The Germans had one last great offensive in them,
or so Hitler thought.
Hoping that history would repeat itself, he planned to throw the weight
of his remaining western forces into the Ardennes, where he had launched
the attack that crushed the Allies four years earlier and allowed him
to capture most of Western Europe. The operation, code-named Autumn
Mist but now known as the Battle of the Bulge, was launched on December
16, 1944.
Unbelievably, the Allies had played into Hitler’s
hands by dividing their forces to the north and south of the Ardennes
rather than concentrating a force where Hitler successfully attacked
four years earlier. Worse, the 80,000 troops in the area were either
battle weary or fresh off the boat.
The Battle of the Bulge took its name
from the fact that a bulge 70 miles wide and 50 miles deep was
created in the Allied lines when the Germans moved into the Ardennes
and split the American and British forces.
With Bradley’s forces rushing in from the south
and Britain's Field Marshal Montgomery’s from the north, the Allies
were able to halt the German advance. Throughout the Battle of the Bulge,
the weather limited the ability of the Allies to use their air superiority,
but when the weather cleared, the bombers decimated the attacking forces.
A race was taking place meanwhile to get to the town
of Bastogne. A German panzer army had crossed into Luxembourg and was
trying to cross the Meuse River. The Allies had few men to defend the
town and were rushing in reserves. Before they arrived, however, the
Germans surrounded the town and gave the Americans one chance to surrender.
The American commander, Brigadier General Anthony McAuliffe, gave a
famous one-word response, “Nuts!”
Clearing skies allowed Allied aircraft to drop supplies
into the town, and the day after Christmas Patton’s Third Army
arrived and relieved the pressure on Bastogne. Fighting continued for
another week, but the German gambit had failed. Eisenhower wanted Montgomery
to counterattack, but he was too cautious to seize the advantage, allowing
a significant number of German troops to escape to fight another day.
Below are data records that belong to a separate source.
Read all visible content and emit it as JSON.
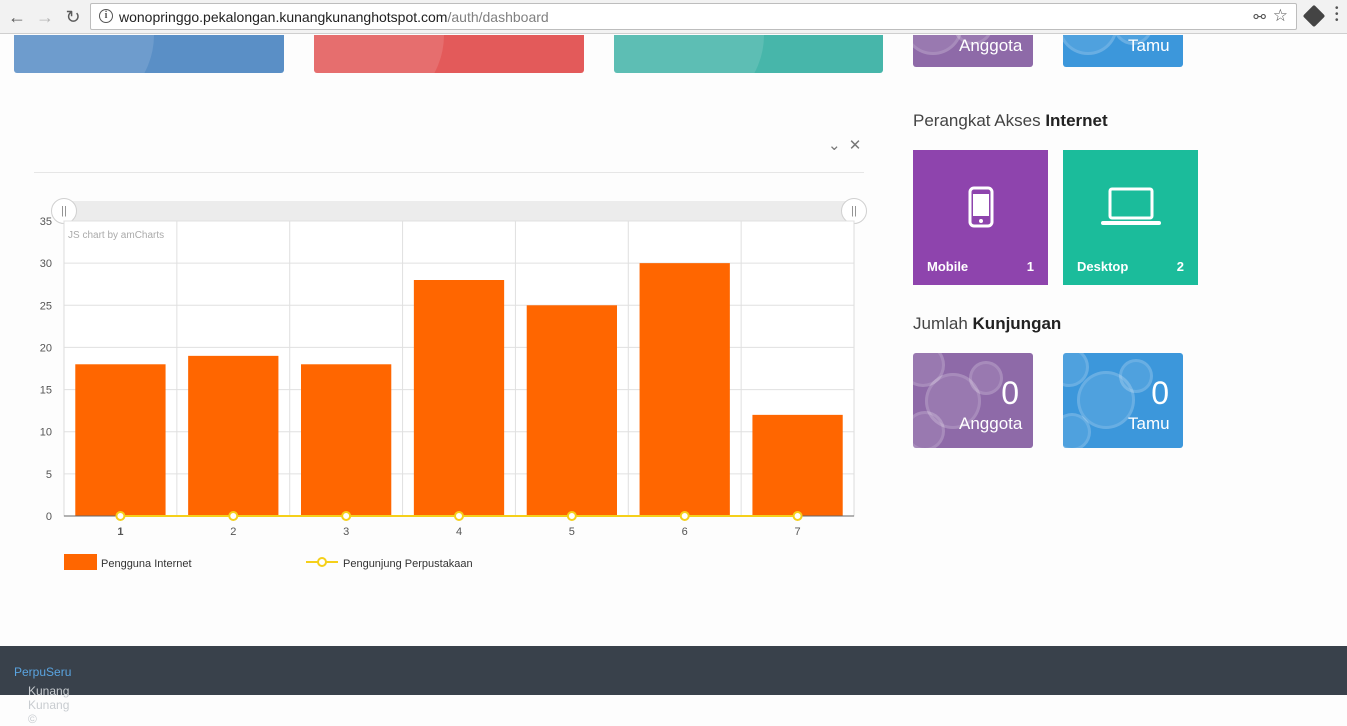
{
  "browser": {
    "url_host": "wonopringgo.pekalongan.kunangkunanghotspot.com",
    "url_path": "/auth/dashboard",
    "back_icon": "arrow-left-icon",
    "forward_icon": "arrow-right-icon",
    "reload_icon": "reload-icon"
  },
  "top_cards": {
    "mini_anggota_label": "Anggota",
    "mini_tamu_label": "Tamu"
  },
  "chart_data": {
    "type": "bar",
    "credit": "JS chart by amCharts",
    "categories": [
      "1",
      "2",
      "3",
      "4",
      "5",
      "6",
      "7"
    ],
    "ylim": [
      0,
      35
    ],
    "y_ticks": [
      "0",
      "5",
      "10",
      "15",
      "20",
      "25",
      "30",
      "35"
    ],
    "grid": true,
    "legend_position": "bottom",
    "series": [
      {
        "name": "Pengguna Internet",
        "kind": "bar",
        "color": "#ff6600",
        "values": [
          18,
          19,
          18,
          28,
          25,
          30,
          12
        ]
      },
      {
        "name": "Pengunjung Perpustakaan",
        "kind": "line",
        "color": "#f5d01a",
        "values": [
          0,
          0,
          0,
          0,
          0,
          0,
          0
        ]
      }
    ]
  },
  "devices": {
    "title_prefix": "Perangkat Akses ",
    "title_bold": "Internet",
    "mobile": {
      "label": "Mobile",
      "count": "1",
      "color": "#8e44ad",
      "icon": "smartphone-icon"
    },
    "desktop": {
      "label": "Desktop",
      "count": "2",
      "color": "#1bbc9b",
      "icon": "laptop-icon"
    }
  },
  "visits": {
    "title_prefix": "Jumlah ",
    "title_bold": "Kunjungan",
    "anggota": {
      "count": "0",
      "label": "Anggota"
    },
    "tamu": {
      "count": "0",
      "label": "Tamu"
    }
  },
  "footer": {
    "text": "Kunang Kunang © ",
    "link": "PerpuSeru"
  }
}
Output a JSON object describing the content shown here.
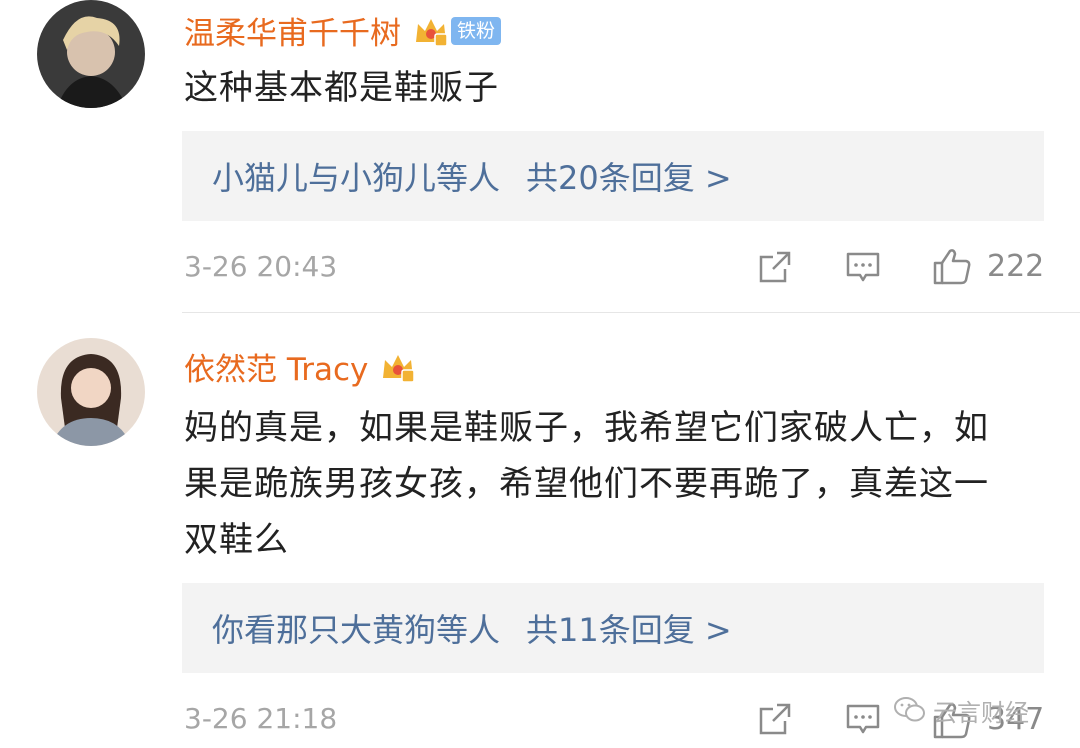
{
  "comments": [
    {
      "username": "温柔华甫千千树",
      "badge": "铁粉",
      "text": "这种基本都是鞋贩子",
      "reply_users": "小猫儿与小狗儿等人",
      "reply_count": "共20条回复 >",
      "time": "3-26 20:43",
      "likes": "222"
    },
    {
      "username": "依然范 Tracy",
      "badge": "",
      "text": "妈的真是，如果是鞋贩子，我希望它们家破人亡，如果是跪族男孩女孩，希望他们不要再跪了，真差这一双鞋么",
      "reply_users": "你看那只大黄狗等人",
      "reply_count": "共11条回复 >",
      "time": "3-26 21:18",
      "likes": "347"
    }
  ],
  "icons": {
    "share": "share-icon",
    "comment": "comment-icon",
    "like": "thumbs-up-icon",
    "crown": "crown-icon",
    "watermark": "wechat-icon"
  },
  "watermark": {
    "text": "云言财经"
  },
  "colors": {
    "username": "#e86a1f",
    "link": "#4e6f9a",
    "reply_bg": "#f3f3f3",
    "meta": "#a6a6a6"
  }
}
In the four weeks of fighting at the Bulge, the Allies,
almost entirely American, suffered 19,000 casualties and had more than
15,000 men taken prisoner — 9,000 in the battle at Schnee Eifel,
the largest surrender in U.S. history after Bataan. The early success
of the offensive as the panzers drove 30 miles into Belgium and Luxembourg
gave the Germans renewed hope and justified Hitler’s unreal optimism
about winning the war. Like dictators even to this day, Hitler totally
misunderstood the United States and failed to appreciate either the
commitment of the nation or its tremendous resources.
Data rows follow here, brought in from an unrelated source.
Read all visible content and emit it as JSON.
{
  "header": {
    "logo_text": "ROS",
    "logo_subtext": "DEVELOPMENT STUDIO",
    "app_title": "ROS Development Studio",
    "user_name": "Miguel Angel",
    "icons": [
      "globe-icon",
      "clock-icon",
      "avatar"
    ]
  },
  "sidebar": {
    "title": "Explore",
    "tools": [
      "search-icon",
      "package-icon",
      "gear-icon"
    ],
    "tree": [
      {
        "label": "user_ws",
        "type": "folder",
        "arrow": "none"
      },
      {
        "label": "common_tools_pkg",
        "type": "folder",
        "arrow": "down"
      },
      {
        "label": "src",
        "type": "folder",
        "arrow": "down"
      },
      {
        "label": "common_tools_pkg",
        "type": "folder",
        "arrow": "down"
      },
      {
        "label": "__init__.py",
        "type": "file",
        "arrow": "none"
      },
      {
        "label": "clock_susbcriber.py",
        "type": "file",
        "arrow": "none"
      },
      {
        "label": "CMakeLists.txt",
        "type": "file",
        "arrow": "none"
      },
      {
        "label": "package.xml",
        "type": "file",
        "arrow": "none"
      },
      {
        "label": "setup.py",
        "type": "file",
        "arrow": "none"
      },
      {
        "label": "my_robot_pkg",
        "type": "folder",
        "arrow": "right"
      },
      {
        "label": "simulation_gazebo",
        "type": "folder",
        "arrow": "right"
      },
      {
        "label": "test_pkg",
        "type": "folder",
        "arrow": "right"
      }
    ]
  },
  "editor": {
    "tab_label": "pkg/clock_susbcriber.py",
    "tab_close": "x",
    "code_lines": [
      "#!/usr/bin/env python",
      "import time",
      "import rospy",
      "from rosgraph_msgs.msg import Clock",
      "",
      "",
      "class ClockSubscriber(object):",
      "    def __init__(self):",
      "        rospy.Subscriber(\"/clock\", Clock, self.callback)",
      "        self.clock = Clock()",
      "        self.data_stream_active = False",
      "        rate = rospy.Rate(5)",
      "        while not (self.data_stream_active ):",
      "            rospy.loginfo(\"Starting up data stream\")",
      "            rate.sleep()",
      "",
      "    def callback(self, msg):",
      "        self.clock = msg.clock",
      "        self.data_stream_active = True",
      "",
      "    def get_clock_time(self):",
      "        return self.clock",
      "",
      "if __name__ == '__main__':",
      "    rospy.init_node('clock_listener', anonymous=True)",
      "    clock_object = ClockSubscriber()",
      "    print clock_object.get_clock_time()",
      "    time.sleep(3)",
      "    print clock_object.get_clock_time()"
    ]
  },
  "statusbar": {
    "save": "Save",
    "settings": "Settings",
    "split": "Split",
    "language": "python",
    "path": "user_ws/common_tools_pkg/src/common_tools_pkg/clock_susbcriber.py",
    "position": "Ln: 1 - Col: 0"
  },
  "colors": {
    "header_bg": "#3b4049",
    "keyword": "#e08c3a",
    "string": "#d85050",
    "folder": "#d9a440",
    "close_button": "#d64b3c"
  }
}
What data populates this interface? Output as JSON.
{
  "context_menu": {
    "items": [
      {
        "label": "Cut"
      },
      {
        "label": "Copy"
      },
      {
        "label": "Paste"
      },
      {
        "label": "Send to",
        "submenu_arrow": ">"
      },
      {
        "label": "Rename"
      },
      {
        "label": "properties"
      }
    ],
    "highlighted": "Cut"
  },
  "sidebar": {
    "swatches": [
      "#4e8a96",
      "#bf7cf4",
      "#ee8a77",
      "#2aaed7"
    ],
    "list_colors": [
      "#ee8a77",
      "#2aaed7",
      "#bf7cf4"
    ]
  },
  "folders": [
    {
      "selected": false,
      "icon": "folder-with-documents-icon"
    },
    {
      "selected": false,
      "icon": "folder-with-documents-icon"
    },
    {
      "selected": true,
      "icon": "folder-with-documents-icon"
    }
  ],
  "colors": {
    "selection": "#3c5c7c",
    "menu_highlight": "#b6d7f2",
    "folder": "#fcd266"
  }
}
The British and Americans, meanwhile, were forced to
reevaluate the prospects for an early victory and acknowledge the Germans
still had plenty of fight left in them. Still, it should have been clear
that the defeat in the Ardennes was one of the last battles the Germans
would be able to fight. The Germans, after all, had lost 100,000 men,
1,000 aircraft, and 800 tanks from their already exhausted supplies.
Neither the men nor the machines could be replaced in the foreseeable
future. On the other hand, the Americans would soon pour tens of thousands
more men into the theater over the coming weeks.